Other transport equipment (including aircraft) increased by 62%, Power generating machinery by 33%, Professional, scientific and controlling apparatus by 5%, Animal feed by 8% and Tobacco by 32%.
Goods from Great Britain decreased by 30%, Germany by 47%, China by 23%, South Korea by 64%, Italy by 33% and Japan by 51%. Goods from the United States increased by 22%, Austria by 32%, Canada by 51%, India by 38% and Argentina by 36%.
Rossa White, chief economist, Davy Research commented:
Exports boosted by chemicals; remainder of good exports fare worse
- Goods exports down sharply in value in May thanks to dollar weakness, following record exports in April
- Irish goods exports held up remarkably well during the collapse in global trade last year and in early 2009. That showed in April when the value of goods exports from Ireland reached a record high of €7.8bn.
- Yet exports slipped back to €6.8bn in May, seasonally adjusted, a fall of 13%. A breakdown will not be available for May until next month.
- But there is an obvious explanation for part of the slippage. More than 75% of goods exports are priced in dollars, thanks to the domination of US-owned multinationals in Irish manufacturing. The dollar fell sharply against the euro by 7% month-on-month in May compared with April. This directly reduces the value of exports translated into euro.
Irish goods exports have performed well relative to other countries thanks mainly to reliance on chemicals/pharma
- Ireland's chemicals exports sector (either inputs into pharmaceutical products or actual fabrication of drugs) accounts for more than half of our manufacturing exports.

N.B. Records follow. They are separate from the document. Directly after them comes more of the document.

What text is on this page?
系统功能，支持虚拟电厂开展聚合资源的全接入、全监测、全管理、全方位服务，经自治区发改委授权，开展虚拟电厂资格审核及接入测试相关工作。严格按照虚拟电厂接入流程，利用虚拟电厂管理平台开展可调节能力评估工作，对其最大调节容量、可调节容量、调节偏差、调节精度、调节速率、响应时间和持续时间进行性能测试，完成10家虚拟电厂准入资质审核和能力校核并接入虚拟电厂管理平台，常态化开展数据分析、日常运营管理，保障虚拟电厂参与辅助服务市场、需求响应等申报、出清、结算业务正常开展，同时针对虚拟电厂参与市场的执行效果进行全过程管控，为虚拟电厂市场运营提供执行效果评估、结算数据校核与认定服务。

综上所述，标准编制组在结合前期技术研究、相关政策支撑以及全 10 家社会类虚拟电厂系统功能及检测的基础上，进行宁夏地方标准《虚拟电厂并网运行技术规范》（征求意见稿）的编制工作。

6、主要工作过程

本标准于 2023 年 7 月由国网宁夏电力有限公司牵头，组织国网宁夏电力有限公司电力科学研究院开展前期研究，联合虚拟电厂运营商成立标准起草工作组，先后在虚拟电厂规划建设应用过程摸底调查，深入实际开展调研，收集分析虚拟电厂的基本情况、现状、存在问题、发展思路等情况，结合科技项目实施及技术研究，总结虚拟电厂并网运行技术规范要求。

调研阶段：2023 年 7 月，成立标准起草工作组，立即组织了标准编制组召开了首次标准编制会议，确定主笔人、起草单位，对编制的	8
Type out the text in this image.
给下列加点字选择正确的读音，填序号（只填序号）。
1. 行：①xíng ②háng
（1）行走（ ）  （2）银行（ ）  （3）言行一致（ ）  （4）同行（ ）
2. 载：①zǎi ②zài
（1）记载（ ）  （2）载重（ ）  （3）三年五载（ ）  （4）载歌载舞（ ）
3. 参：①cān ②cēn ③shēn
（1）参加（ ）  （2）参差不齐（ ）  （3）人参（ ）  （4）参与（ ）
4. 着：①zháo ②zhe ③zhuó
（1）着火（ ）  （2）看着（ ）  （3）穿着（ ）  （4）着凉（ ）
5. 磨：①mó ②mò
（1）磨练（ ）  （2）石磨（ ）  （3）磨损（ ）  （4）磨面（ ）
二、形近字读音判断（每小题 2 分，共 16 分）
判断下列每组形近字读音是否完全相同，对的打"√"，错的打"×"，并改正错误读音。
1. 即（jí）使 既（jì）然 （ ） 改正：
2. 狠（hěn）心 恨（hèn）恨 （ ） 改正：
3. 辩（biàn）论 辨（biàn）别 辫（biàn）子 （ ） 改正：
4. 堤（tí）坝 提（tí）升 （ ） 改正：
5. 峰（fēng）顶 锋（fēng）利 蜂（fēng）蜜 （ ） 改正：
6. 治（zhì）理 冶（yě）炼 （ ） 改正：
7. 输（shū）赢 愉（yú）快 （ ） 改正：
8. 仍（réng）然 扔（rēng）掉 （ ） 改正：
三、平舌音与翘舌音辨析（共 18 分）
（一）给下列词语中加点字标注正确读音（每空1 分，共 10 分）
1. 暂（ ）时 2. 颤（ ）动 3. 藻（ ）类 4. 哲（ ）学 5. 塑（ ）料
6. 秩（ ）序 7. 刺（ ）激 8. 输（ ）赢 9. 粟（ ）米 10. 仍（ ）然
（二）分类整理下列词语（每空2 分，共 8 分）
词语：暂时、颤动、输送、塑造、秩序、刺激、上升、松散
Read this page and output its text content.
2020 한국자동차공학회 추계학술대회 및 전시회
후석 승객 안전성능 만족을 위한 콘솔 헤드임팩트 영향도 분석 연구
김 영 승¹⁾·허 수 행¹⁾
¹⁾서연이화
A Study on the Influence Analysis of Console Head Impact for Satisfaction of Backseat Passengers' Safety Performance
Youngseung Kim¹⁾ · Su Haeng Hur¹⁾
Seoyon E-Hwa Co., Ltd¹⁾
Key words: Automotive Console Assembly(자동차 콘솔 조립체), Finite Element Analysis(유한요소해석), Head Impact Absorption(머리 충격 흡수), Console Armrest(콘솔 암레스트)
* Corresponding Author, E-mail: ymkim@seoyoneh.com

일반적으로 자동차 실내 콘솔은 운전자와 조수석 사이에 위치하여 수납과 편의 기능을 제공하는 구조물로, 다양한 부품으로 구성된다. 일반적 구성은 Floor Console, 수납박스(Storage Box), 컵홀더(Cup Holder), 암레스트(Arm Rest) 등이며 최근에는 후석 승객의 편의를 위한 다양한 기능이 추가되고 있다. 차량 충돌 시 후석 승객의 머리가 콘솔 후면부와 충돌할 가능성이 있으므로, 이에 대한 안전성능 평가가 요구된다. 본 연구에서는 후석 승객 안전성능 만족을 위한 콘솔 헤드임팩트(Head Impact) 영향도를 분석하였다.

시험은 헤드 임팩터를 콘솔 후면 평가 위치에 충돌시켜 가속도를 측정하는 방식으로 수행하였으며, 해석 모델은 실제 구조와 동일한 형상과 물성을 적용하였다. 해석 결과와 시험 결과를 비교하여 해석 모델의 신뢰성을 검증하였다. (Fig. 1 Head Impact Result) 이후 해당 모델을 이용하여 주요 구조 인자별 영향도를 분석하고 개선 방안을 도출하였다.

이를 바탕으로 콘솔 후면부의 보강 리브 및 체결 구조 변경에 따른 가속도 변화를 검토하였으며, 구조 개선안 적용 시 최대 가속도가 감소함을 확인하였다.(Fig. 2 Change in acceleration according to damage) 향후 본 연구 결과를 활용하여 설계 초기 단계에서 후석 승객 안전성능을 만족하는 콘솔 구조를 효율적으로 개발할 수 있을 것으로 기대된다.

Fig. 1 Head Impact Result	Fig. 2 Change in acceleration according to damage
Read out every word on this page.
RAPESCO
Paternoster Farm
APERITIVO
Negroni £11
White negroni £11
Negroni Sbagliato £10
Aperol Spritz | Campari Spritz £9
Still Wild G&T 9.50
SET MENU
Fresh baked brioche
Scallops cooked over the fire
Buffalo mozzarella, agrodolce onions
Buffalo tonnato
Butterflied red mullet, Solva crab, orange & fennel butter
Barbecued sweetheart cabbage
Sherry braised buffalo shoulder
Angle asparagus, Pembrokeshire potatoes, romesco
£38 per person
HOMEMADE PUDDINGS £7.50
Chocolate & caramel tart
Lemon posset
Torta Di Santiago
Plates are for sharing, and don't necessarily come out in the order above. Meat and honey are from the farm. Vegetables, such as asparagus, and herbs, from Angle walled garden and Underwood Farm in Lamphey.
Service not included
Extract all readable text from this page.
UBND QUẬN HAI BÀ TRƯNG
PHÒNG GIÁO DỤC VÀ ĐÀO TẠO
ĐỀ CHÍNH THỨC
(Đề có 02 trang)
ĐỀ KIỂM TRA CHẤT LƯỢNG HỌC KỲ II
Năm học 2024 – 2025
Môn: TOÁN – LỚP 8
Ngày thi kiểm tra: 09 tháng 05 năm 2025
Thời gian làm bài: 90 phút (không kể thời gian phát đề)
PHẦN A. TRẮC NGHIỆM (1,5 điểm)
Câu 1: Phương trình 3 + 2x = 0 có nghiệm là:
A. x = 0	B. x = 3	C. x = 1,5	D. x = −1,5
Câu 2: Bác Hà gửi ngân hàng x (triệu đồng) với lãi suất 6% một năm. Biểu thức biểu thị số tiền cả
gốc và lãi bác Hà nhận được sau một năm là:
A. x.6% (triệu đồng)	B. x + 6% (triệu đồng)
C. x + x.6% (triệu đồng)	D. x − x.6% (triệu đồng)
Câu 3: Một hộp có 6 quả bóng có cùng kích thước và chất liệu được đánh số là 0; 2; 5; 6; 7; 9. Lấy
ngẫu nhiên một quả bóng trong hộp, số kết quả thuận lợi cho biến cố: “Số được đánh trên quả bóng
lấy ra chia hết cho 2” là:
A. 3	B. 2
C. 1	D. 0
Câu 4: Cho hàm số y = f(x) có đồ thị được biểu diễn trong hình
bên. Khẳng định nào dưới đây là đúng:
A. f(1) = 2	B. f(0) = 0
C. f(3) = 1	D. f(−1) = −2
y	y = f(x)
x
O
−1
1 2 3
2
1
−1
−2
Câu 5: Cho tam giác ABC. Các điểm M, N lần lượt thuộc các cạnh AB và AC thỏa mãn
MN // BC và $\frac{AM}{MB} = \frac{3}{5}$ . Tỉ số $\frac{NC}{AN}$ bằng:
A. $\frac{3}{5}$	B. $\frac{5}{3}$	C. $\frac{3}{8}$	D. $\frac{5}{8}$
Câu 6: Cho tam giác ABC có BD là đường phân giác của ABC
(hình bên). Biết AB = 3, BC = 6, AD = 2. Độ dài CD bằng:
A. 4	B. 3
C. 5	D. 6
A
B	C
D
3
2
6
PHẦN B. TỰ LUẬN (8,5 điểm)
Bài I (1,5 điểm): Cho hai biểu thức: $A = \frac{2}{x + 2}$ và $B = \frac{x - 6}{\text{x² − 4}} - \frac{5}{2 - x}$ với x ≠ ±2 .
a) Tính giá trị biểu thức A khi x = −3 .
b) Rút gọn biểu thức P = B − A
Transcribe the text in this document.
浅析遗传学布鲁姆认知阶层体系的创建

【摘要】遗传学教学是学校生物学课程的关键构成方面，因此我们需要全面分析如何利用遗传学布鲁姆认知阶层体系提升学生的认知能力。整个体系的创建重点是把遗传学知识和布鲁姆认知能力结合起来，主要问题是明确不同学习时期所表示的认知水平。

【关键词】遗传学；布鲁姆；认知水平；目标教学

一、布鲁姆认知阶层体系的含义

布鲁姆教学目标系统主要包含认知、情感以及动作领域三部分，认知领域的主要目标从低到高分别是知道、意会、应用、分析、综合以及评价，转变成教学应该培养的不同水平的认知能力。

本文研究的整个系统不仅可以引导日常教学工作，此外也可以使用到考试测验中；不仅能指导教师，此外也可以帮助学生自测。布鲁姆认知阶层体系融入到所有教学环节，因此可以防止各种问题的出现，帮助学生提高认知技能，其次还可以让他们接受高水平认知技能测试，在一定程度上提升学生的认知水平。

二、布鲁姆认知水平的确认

In January-April, chemicals exports rose 16% year-on-year (yoy). Pharmaceuticals are one of the most defensive sectors globally. The remainder of goods exports dropped 11% yoy in that period. Overall, goods exports increased 3% in value.
- Both food (-12% yoy in January-April) and machinery and transport equipment (-24%) suffered.
Imports starting to stabilise after collapse in H2 08/ Q1 09
- Imports dived in the second half of last year and first quarter of 2009, reflecting the slide in consumer spending and business investment. The volume of goods imports fell 28% from August 2008 to February 2009. But volume rose in March and held that level in April. No data are yet available on volumes for May, but the slight rise in the value of imports suggest that stabilisation continued.